By Brian George | Jan 12th 2022 | 2 min read
By Brian George | January 12th 2022

Nickson Otieno, Founder of Niko Green [Courtesy]

With the recent boom in the infrastructure and real estate sector, construction waste has become a huge burden.

According to Nickson Otieno (above), founder of Niko Green, a construction site wastes up to an average of 10 per cent of the building materials.

The materials end up in the environment, posing more risks to nature.

This made Otieno develop Endelevu, a web and mobile platform that is a digital calculator for construction material.

The platform is used to compute the amount of construction material you can use on a building project.
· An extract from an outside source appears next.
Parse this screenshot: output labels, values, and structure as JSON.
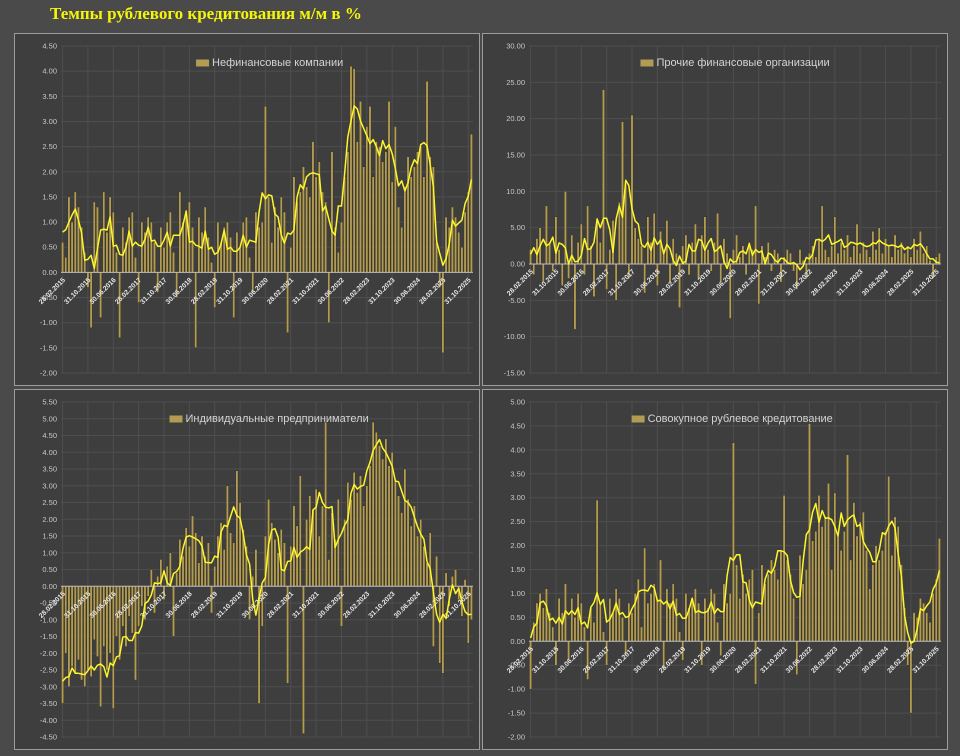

Otieno said the development of Endelevu was motivated by the need to transform the current practices in the construction industry to make it responsive to the challenges of environmental degradation, waste proliferation and social inequality.

“In 2020, we consumed about 6.7 million tonnes of cement (in Kenya)...about 10 per cent of this was waste, ending up in our rivers,” Otieno told The Innovator.

“We found out that if we were to repurpose the wasted cement to build fences at Kenyan public schools that do not have them, we would have put the waste to great use.”

Endelevu gives an estimate of the material required for projects, crowdfunding for under-resourced social projects, crowd-sourcing a youth workforce to design and construct the funded community projects, and trading in reclaimed materials and products.

“Project managers are able to manage their construction projects and even sell the excess materials just to manage the waste,” Otieno said.

He is working on getting buy-in from Kenyan project managers, many of whom Otieno said view construction waste as worthless while it is in essence a source of wealth.

Endelevu has received support from the National Construction Authority in form of partnerships.

“We have also partnered with universities and other tertiary institutions to manage their construction projects,” said Otieno.

“The waste generated from construction of classrooms and other projects is used to teach practical lessons for the benefit of the students.”

Endelevu makes money through commissions and system access fee.